Let's now try to print the average quarterly (every three months) values for the dataset. You can see from the offset list that Q
is used for quarterly frequency. Execute the following script:
apple_data.resample(rule='Q').mean()
The output of the script above looks like this:
In addition to finding the aggregated values for all the columns in the dataset. You can also re-sample data for a particular column. Let's plot the bar plot that displays the yearly mean value for the 'Close' attribute of our dataset. Execute the following script:
plt.rcParams['figure.figsize'] = (7, 5)
apple_data['Close'].resample('A').mean().plot(kind='bar')
You can see that to plot the bar plot you simply have to call the plot
function after the aggregate function and pass it the type of the plot you want to plot. The output of the script above looks like this:
Similarly, to draw a line plot that displays the monthly maximum stock price value for the 'Close' attribute, you can use the following script:
plt.rcParams['figure.figsize'] = (7, 5)
apple_data['Close'].resample('M').max().plot(kind='line')

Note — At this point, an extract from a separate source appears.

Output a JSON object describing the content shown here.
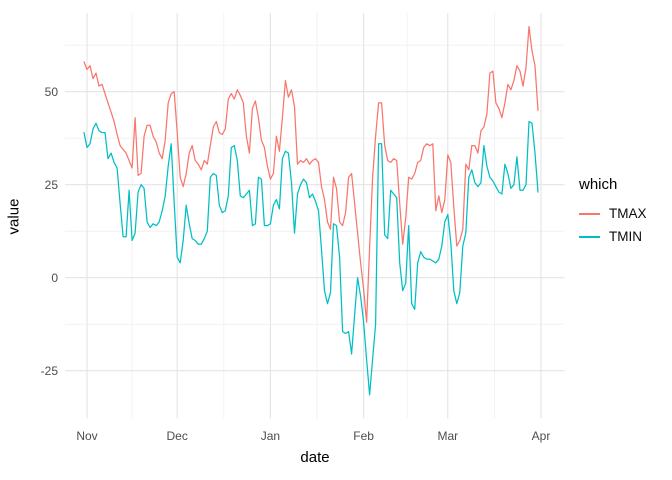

The output of the script above looks like this:
Conclusion
Pandas is one of the most useful Python libraries for data science. Usually, Pandas is used for importing, manipulating, and cleaning the dataset. However, Pandas can also be used for data visualization, as we showed in this article.
In this article, we saw with the help of different examples how Pandas can be used to plot basic plots. We also studied how Pandas functionalities can be used for time series data visualization. As a rule of thumb, if you really have to plot a simple bar, line or count plots, you should use Pandas.